La riapertura del Museo - aggiunge Ostillio - è un segnale inequivocabile della volontà ritrovata di rendere i nostri territori vivi, pulsanti e turisticamente appetibili. Il Museo può ridare a Taranto ciò che la cattiva politica le ha tolto: fatti concreti che possono aiutarla a rialzare la testa e offrirle un percorso futuro che la faccia riprendere dalle batoste di carattere sociale, economico e morale a cui ha dovuto far fronte in questi anni».
A giudizio dell’assessore Ostillio, «puntare sul Museo per la Regione significa investire sull’elemento più spendibile di carattere culturale e storico di cui la città dispone. Ed è per questo - sottolinea Ostillio - che, accanto a tale straordinario evento, l’assessorato al Turismo ha organizzato diverse manifestazioni, tra cui un educational tour di tre giorni (18-20 dicembre) per i media nazionali e la stampa specializzata con l’obiettivo di offrire una chiave di lettura complessiva della variegata offerta turistica del territorio». In programma ci saranno visite guidate a Grottaglie e Martina (ma anche Alberobello) oltrechè, naturalmente, nella città di Taranto.

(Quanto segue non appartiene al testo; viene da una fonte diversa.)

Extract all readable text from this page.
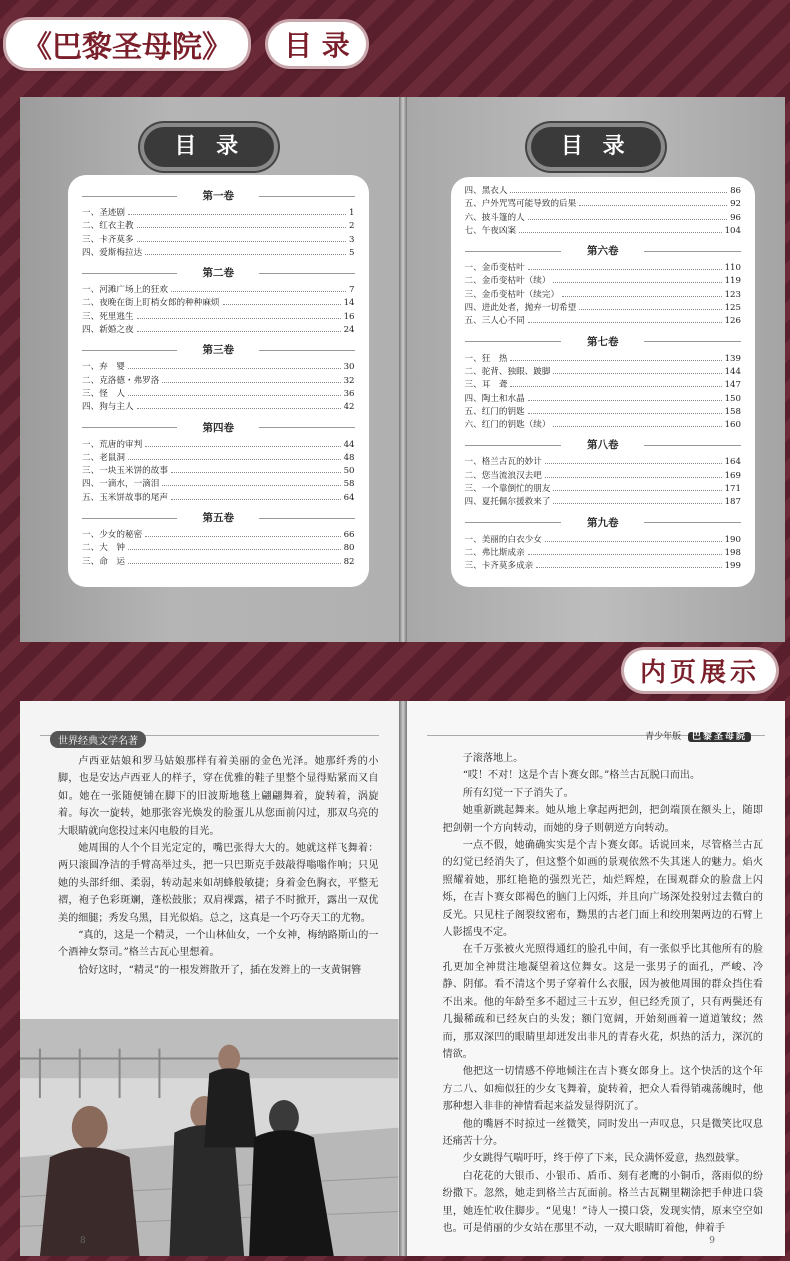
《巴黎圣母院》	目 录
目 录
第一卷
一、圣迹剧	1
二、红衣主教	2
三、卡齐莫多	3
四、爱斯梅拉达	5
第二卷
一、河滩广场上的狂欢	7
二、夜晚在街上盯梢女郎的种种麻烦	14
三、死里逃生	16
四、新婚之夜	24
第三卷
一、弃　婴	30
二、克洛德・弗罗洛	32
三、怪　人	36
四、狗与主人	42
第四卷
一、荒唐的审判	44
二、老鼠洞	48
三、一块玉米饼的故事	50
四、一滴水，一滴泪	58
五、玉米饼故事的尾声	64
第五卷
一、少女的秘密	66
二、大　钟	80
三、命　运	82
目 录
四、黑衣人	86
五、户外咒骂可能导致的后果	92
六、披斗篷的人	96
七、午夜凶案	104
第六卷
一、金币变枯叶	110
二、金币变枯叶（续）	119
三、金币变枯叶（续完）	123
四、进此处者，抛弃一切希望	125
五、三人心不同	126
第七卷
一、狂　热	139
二、驼背、独眼、跛脚	144
三、耳　聋	147
四、陶土和水晶	150
五、红门的钥匙	158
六、红门的钥匙（续）	160
第八卷
一、格兰古瓦的妙计	164
二、您当流浪汉去吧	169
三、一个靠倒忙的朋友	171
四、夏托佩尔援救来了	187
第九卷
一、美丽的白衣少女	190
二、弗比斯成亲	198
三、卡齐莫多成亲	199
内页展示
世界经典文学名著

卢西亚姑娘和罗马姑娘那样有着美丽的金色光泽。她那纤秀的小脚，也是安达卢西亚人的样子，穿在优雅的鞋子里整个显得贴紧而又自如。她在一张随便铺在脚下的旧波斯地毯上翩翩舞着，旋转着，涡旋着。每次一旋转，她那张容光焕发的脸蛋儿从您面前闪过，那双乌亮的大眼睛就向您投过来闪电般的目光。

她周围的人个个目光定定的，嘴巴张得大大的。她就这样飞舞着：两只滚圆净洁的手臂高举过头，把一只巴斯克手鼓敲得嗡嗡作响；只见她的头部纤细、柔弱，转动起来如胡蜂般敏捷；身着金色胸衣，平整无褶，袍子色彩斑斓，蓬松鼓胀；双肩裸露，裙子不时掀开，露出一双优美的细腿；秀发乌黑，目光似焰。总之，这真是一个巧夺天工的尤物。

“真的，这是一个精灵，一个山林仙女，一个女神，梅纳路斯山的一个酒神女祭司。”格兰古瓦心里想着。

恰好这时，“精灵”的一根发辫散开了，插在发辫上的一支黄铜簪

8
青少年版 巴黎圣母院

子滚落地上。

“哎！不对！这是个吉卜赛女郎。”格兰古瓦脱口而出。

所有幻觉一下子消失了。

她重新跳起舞来。她从地上拿起两把剑，把剑端顶在额头上，随即把剑朝一个方向转动，而她的身子则朝逆方向转动。

一点不假，她确确实实是个吉卜赛女郎。话说回来，尽管格兰古瓦的幻觉已经消失了，但这整个如画的景观依然不失其迷人的魅力。焰火照耀着她，那红艳艳的强烈光芒，灿烂辉煌，在围观群众的脸盘上闪烁，在吉卜赛女郎褐色的脑门上闪烁，并且向广场深处投射过去微白的反光。只见柱子阁裂纹密布，黝黑的古老门面上和绞刑架两边的石臂上人影摇曳不定。

在千万张被火光照得通红的脸孔中间，有一张似乎比其他所有的脸孔更加全神贯注地凝望着这位舞女。这是一张男子的面孔，严峻、冷静、阴郁。看不清这个男子穿着什么衣服，因为被他周围的群众挡住看不出来。他的年龄至多不超过三十五岁，但已经秃顶了，只有两鬓还有几撮稀疏和已经灰白的头发；额门宽阔，开始刻画着一道道皱纹；然而，那双深凹的眼睛里却迸发出非凡的青春火花，炽热的活力，深沉的情欲。

他把这一切情感不停地倾注在吉卜赛女郎身上。这个快活的这个年方二八、如痴似狂的少女飞舞着，旋转着，把众人看得销魂荡魄时，他那种想入非非的神情看起来益发显得阴沉了。

他的嘴唇不时掠过一丝微笑，同时发出一声叹息，只是微笑比叹息还痛苦十分。

少女跳得气喘吁吁，终于停了下来，民众满怀爱意，热烈鼓掌。

白花花的大银币、小银币、盾币、刻有老鹰的小铜币，落雨似的纷纷撒下。忽然，她走到格兰古瓦面前。格兰古瓦糊里糊涂把手伸进口袋里，她连忙收住脚步。“见鬼！”诗人一摸口袋，发现实情，原来空空如也。可是俏丽的少女站在那里不动，一双大眼睛盯着他，伸着手

9
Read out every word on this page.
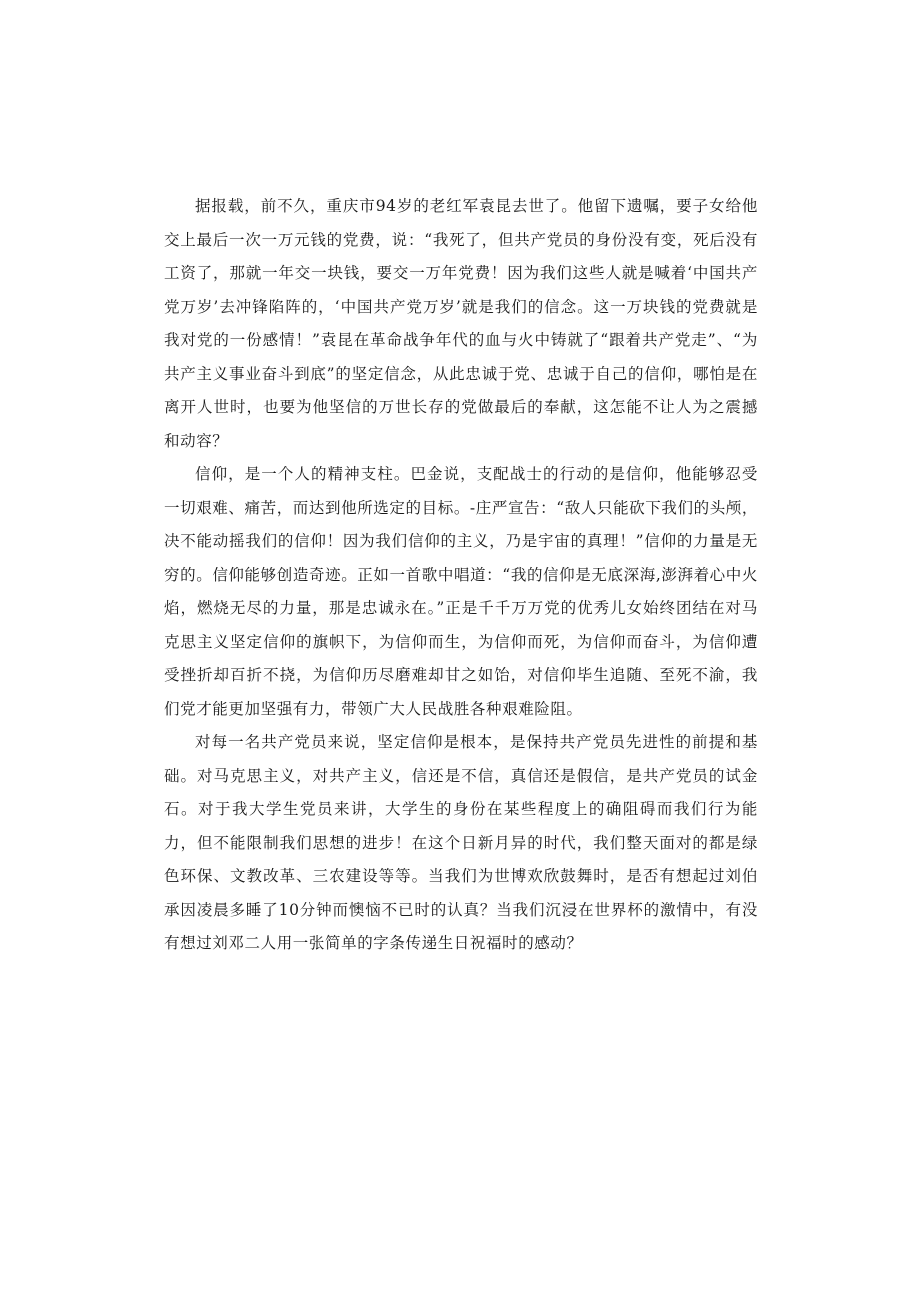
据报载，前不久，重庆市94岁的老红军袁昆去世了。他留下遗嘱，要子女给他交上最后一次一万元钱的党费，说：“我死了，但共产党员的身份没有变，死后没有工资了，那就一年交一块钱，要交一万年党费！因为我们这些人就是喊着‘中国共产党万岁’去冲锋陷阵的，‘中国共产党万岁’就是我们的信念。这一万块钱的党费就是我对党的一份感情！”袁昆在革命战争年代的血与火中铸就了“跟着共产党走”、“为共产主义事业奋斗到底”的坚定信念，从此忠诚于党、忠诚于自己的信仰，哪怕是在离开人世时，也要为他坚信的万世长存的党做最后的奉献，这怎能不让人为之震撼和动容？

信仰，是一个人的精神支柱。巴金说，支配战士的行动的是信仰，他能够忍受一切艰难、痛苦，而达到他所选定的目标。-庄严宣告：“敌人只能砍下我们的头颅，决不能动摇我们的信仰！因为我们信仰的主义，乃是宇宙的真理！”信仰的力量是无穷的。信仰能够创造奇迹。正如一首歌中唱道：“我的信仰是无底深海,澎湃着心中火焰，燃烧无尽的力量，那是忠诚永在。”正是千千万万党的优秀儿女始终团结在对马克思主义坚定信仰的旗帜下，为信仰而生，为信仰而死，为信仰而奋斗，为信仰遭受挫折却百折不挠，为信仰历尽磨难却甘之如饴，对信仰毕生追随、至死不渝，我们党才能更加坚强有力，带领广大人民战胜各种艰难险阻。

对每一名共产党员来说，坚定信仰是根本，是保持共产党员先进性的前提和基础。对马克思主义，对共产主义，信还是不信，真信还是假信，是共产党员的试金石。对于我大学生党员来讲，大学生的身份在某些程度上的确阻碍而我们行为能力，但不能限制我们思想的进步！在这个日新月异的时代，我们整天面对的都是绿色环保、文教改革、三农建设等等。当我们为世博欢欣鼓舞时，是否有想起过刘伯承因凌晨多睡了10分钟而懊恼不已时的认真？当我们沉浸在世界杯的激情中，有没有想过刘邓二人用一张简单的字条传递生日祝福时的感动？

Contestualmente, per non limitare l’attenzione e l’interesse dei flussi turistici al solo Museo ed incentivare l’offerta del turismo culturale della provincia, in particolare nei mesi non estivi, l’Azienda di promozione turistica (Apt) ha dato vita ad una serie di itinerari-eventi su input della Regione, confezionando, in collaborazione con il «Tavolo per il Turismo», veri e propri pacchetti turistici a tariffe particolarmente vantaggiose per quanti soggiorneranno negli alberghi di Taranto e della provincia nei weekend da dicembre a marzo. I pacchetti, costruiti attorno a sei poli di attrazione (archeologia; civiltà rupestre, masserie e aree naturalistiche; i centri storici; l’artigianato; gli eventi; l’enogastronomia) prevedono pernottamento, visite guidate, trasferimenti urbani, pranzi in ristoranti tipici, partecipazione alle manifestazioni oggetto del viaggio.
Per la promozione di ciascun pacchetto weekend, il «Tavolo per il Turismo» ha realizzato, grazie alla Regione, un pieghevole illustrativo che sarà diffuso in tutte le manifestazioni fieristiche a cui l’assessorato al Turismo parteciperà da qui alla prossima primavera.